Si bien el resultado era el mismo que en Bolivia (en ambos casos, la cipayez termina derrotada en manos de los locals), y si bien los periodistas miserabilistas exageran, se me ocurre que la violencia presente en el catch de El Alto (a 4.100 metros sobre el nivel del mar) no se limita ni a la tradición de por sí violenta del pueblo boliviano, ni a las condiciones de vida mucho peores en El Alto que en la de a momentos pujante Guadalajara, ni al machismo alla boliviana, donde la escenificación requiere de cuerpos femeninos para no devenir tragedia. Habría, pensando con la rapidez que amerita esta superficie, otros dos factores que habilitan el paso del simulacro (o la seducción) a la violencia, y del hobbesianismo mexicano al hochiminhismo boliviano.


Hablamos, queridísmos, de la ya archirepetida traición de la líbido por sobre la política (argumento refritado por cínicos y simplistas a la hora de pensar la lucha armada no sólo en nuestro país, sino entendida como Gran Engranaje de la Historia): los bolivianos quieren ver sangrar a la luchadora gringa porque la desean.
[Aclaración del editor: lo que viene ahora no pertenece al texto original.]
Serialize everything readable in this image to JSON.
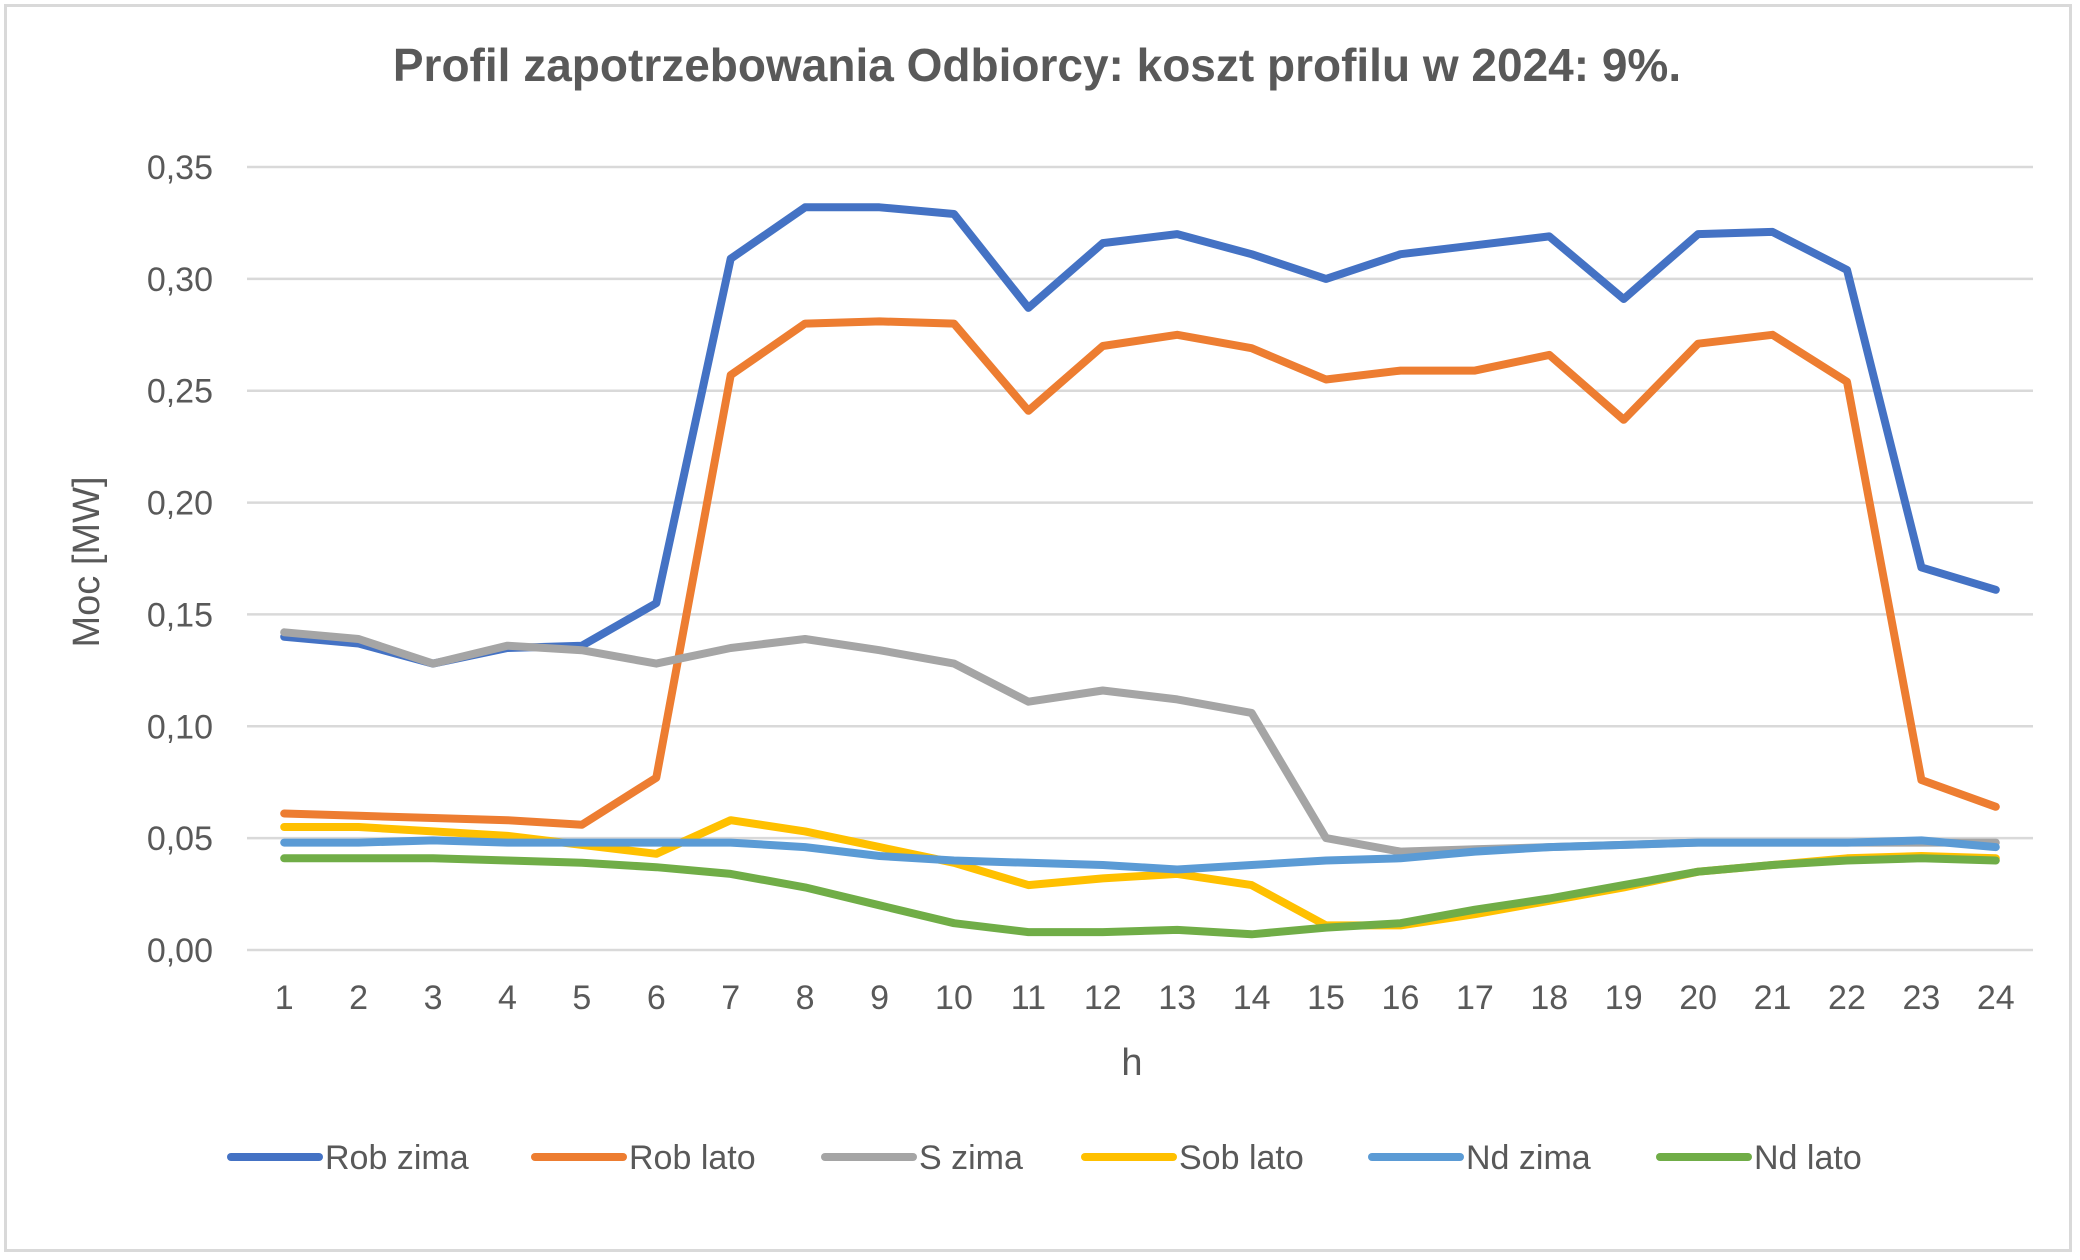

Si no hay sudor ni sangre, el sexo no es real, es pornografía, o sea, es hiperreal, y cualquiera sabe que la pornografía no puede ser consumida en conjunto porque, como la literatura, reclama un goce individual. Los mexicanos también desean a la gringa, pero al menos pueden acceder a ella en un plano simbólico, la aspiradora que compran en el shopping a 36 cuotas, y por eso travisten el sacrificio en simulacro.
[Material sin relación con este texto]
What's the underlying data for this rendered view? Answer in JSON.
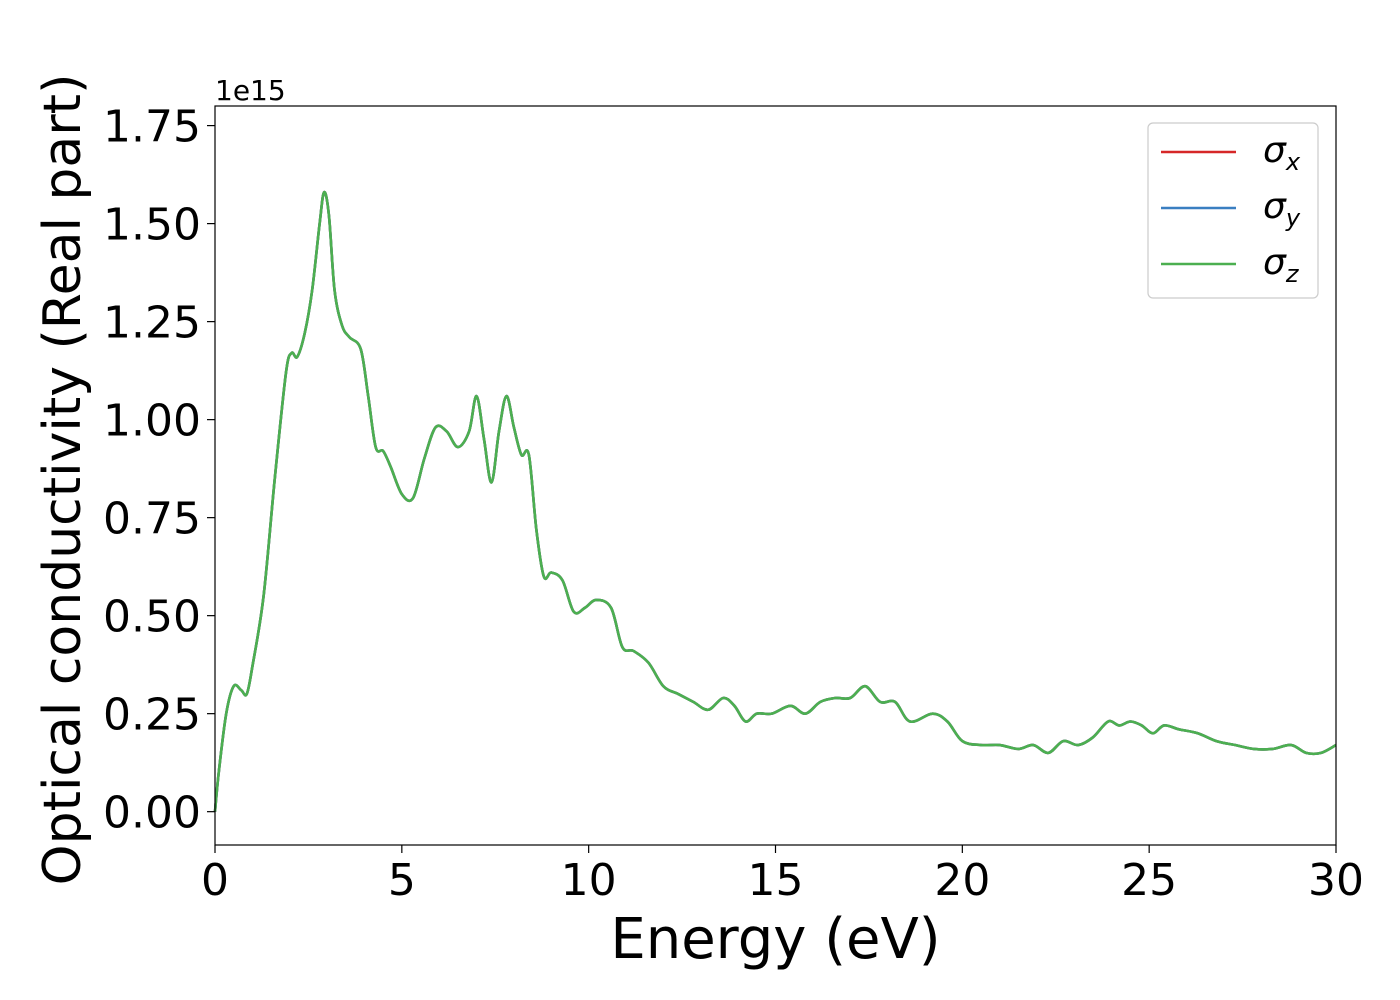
{
  "chart_data": {
    "type": "line",
    "xlabel": "Energy (eV)",
    "ylabel": "Optical conductivity (Real part)",
    "offset_text": "1e15",
    "y_scale_factor": 1000000000000000.0,
    "xlim": [
      0,
      30
    ],
    "ylim": [
      -0.085,
      1.8
    ],
    "xticks": [
      0,
      5,
      10,
      15,
      20,
      25,
      30
    ],
    "xtick_labels": [
      "0",
      "5",
      "10",
      "15",
      "20",
      "25",
      "30"
    ],
    "yticks": [
      0.0,
      0.25,
      0.5,
      0.75,
      1.0,
      1.25,
      1.5,
      1.75
    ],
    "ytick_labels": [
      "0.00",
      "0.25",
      "0.50",
      "0.75",
      "1.00",
      "1.25",
      "1.50",
      "1.75"
    ],
    "grid": false,
    "legend_position": "top-right",
    "legend": [
      {
        "symbol": "σ",
        "sub": "x",
        "color": "#d62728"
      },
      {
        "symbol": "σ",
        "sub": "y",
        "color": "#3a7fc1"
      },
      {
        "symbol": "σ",
        "sub": "z",
        "color": "#4caf50"
      }
    ],
    "x": [
      0,
      0.1,
      0.3,
      0.5,
      0.7,
      0.85,
      1.0,
      1.3,
      1.6,
      1.9,
      2.05,
      2.2,
      2.4,
      2.6,
      2.8,
      2.92,
      3.05,
      3.2,
      3.4,
      3.6,
      3.9,
      4.1,
      4.3,
      4.5,
      4.7,
      5.0,
      5.3,
      5.6,
      5.9,
      6.2,
      6.5,
      6.8,
      7.0,
      7.2,
      7.4,
      7.6,
      7.8,
      8.0,
      8.2,
      8.4,
      8.6,
      8.8,
      9.0,
      9.3,
      9.6,
      9.9,
      10.2,
      10.6,
      10.9,
      11.2,
      11.6,
      12.0,
      12.4,
      12.8,
      13.2,
      13.6,
      13.9,
      14.2,
      14.5,
      14.9,
      15.4,
      15.8,
      16.2,
      16.6,
      17.0,
      17.4,
      17.8,
      18.2,
      18.6,
      19.2,
      19.6,
      20.0,
      20.5,
      21.0,
      21.5,
      21.9,
      22.3,
      22.7,
      23.1,
      23.5,
      23.9,
      24.2,
      24.5,
      24.8,
      25.1,
      25.4,
      25.8,
      26.3,
      26.8,
      27.3,
      27.8,
      28.3,
      28.8,
      29.2,
      29.6,
      30.0
    ],
    "series": [
      {
        "name": "σx",
        "color": "#d62728",
        "y": [
          0.0,
          0.1,
          0.25,
          0.32,
          0.31,
          0.3,
          0.37,
          0.55,
          0.85,
          1.12,
          1.17,
          1.16,
          1.22,
          1.33,
          1.5,
          1.58,
          1.52,
          1.33,
          1.24,
          1.21,
          1.18,
          1.06,
          0.93,
          0.92,
          0.88,
          0.81,
          0.8,
          0.9,
          0.98,
          0.97,
          0.93,
          0.97,
          1.06,
          0.95,
          0.84,
          0.97,
          1.06,
          0.98,
          0.91,
          0.91,
          0.72,
          0.6,
          0.61,
          0.59,
          0.51,
          0.52,
          0.54,
          0.52,
          0.42,
          0.41,
          0.38,
          0.32,
          0.3,
          0.28,
          0.26,
          0.29,
          0.27,
          0.23,
          0.25,
          0.25,
          0.27,
          0.25,
          0.28,
          0.29,
          0.29,
          0.32,
          0.28,
          0.28,
          0.23,
          0.25,
          0.23,
          0.18,
          0.17,
          0.17,
          0.16,
          0.17,
          0.15,
          0.18,
          0.17,
          0.19,
          0.23,
          0.22,
          0.23,
          0.22,
          0.2,
          0.22,
          0.21,
          0.2,
          0.18,
          0.17,
          0.16,
          0.16,
          0.17,
          0.15,
          0.15,
          0.17
        ]
      },
      {
        "name": "σy",
        "color": "#3a7fc1",
        "y": [
          0.0,
          0.1,
          0.25,
          0.32,
          0.31,
          0.3,
          0.37,
          0.55,
          0.85,
          1.12,
          1.17,
          1.16,
          1.22,
          1.33,
          1.5,
          1.58,
          1.52,
          1.33,
          1.24,
          1.21,
          1.18,
          1.06,
          0.93,
          0.92,
          0.88,
          0.81,
          0.8,
          0.9,
          0.98,
          0.97,
          0.93,
          0.97,
          1.06,
          0.95,
          0.84,
          0.97,
          1.06,
          0.98,
          0.91,
          0.91,
          0.72,
          0.6,
          0.61,
          0.59,
          0.51,
          0.52,
          0.54,
          0.52,
          0.42,
          0.41,
          0.38,
          0.32,
          0.3,
          0.28,
          0.26,
          0.29,
          0.27,
          0.23,
          0.25,
          0.25,
          0.27,
          0.25,
          0.28,
          0.29,
          0.29,
          0.32,
          0.28,
          0.28,
          0.23,
          0.25,
          0.23,
          0.18,
          0.17,
          0.17,
          0.16,
          0.17,
          0.15,
          0.18,
          0.17,
          0.19,
          0.23,
          0.22,
          0.23,
          0.22,
          0.2,
          0.22,
          0.21,
          0.2,
          0.18,
          0.17,
          0.16,
          0.16,
          0.17,
          0.15,
          0.15,
          0.17
        ]
      },
      {
        "name": "σz",
        "color": "#4caf50",
        "y": [
          0.0,
          0.1,
          0.25,
          0.32,
          0.31,
          0.3,
          0.37,
          0.55,
          0.85,
          1.12,
          1.17,
          1.16,
          1.22,
          1.33,
          1.5,
          1.58,
          1.52,
          1.33,
          1.24,
          1.21,
          1.18,
          1.06,
          0.93,
          0.92,
          0.88,
          0.81,
          0.8,
          0.9,
          0.98,
          0.97,
          0.93,
          0.97,
          1.06,
          0.95,
          0.84,
          0.97,
          1.06,
          0.98,
          0.91,
          0.91,
          0.72,
          0.6,
          0.61,
          0.59,
          0.51,
          0.52,
          0.54,
          0.52,
          0.42,
          0.41,
          0.38,
          0.32,
          0.3,
          0.28,
          0.26,
          0.29,
          0.27,
          0.23,
          0.25,
          0.25,
          0.27,
          0.25,
          0.28,
          0.29,
          0.29,
          0.32,
          0.28,
          0.28,
          0.23,
          0.25,
          0.23,
          0.18,
          0.17,
          0.17,
          0.16,
          0.17,
          0.15,
          0.18,
          0.17,
          0.19,
          0.23,
          0.22,
          0.23,
          0.22,
          0.2,
          0.22,
          0.21,
          0.2,
          0.18,
          0.17,
          0.16,
          0.16,
          0.17,
          0.15,
          0.15,
          0.17
        ]
      }
    ]
  }
}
Este primer nivel, sin embargo, se solapa con otro, quizás menos esencial que la contraposición entre la economía libidinal del neoliberalismo mexicano y el Evismo. Queridísimos, nos referimos a la valorización internacional del espectáculo turístico. Desfavorecida por la historia y la naturaleza, la localidad de El Alto puede ofrecer al mercado del turismo aquello que los luchadores mexicanos no están dispuestos a entregar: sangre, basura y lágrimas reales. Que, como cualquiera sabe, cotizan alto en la Bolsa del Turismo Libidinal (BOTUL).


Nos extenderíamos sobre este punto, pero ahora debemos rescatar al Volquermóvil.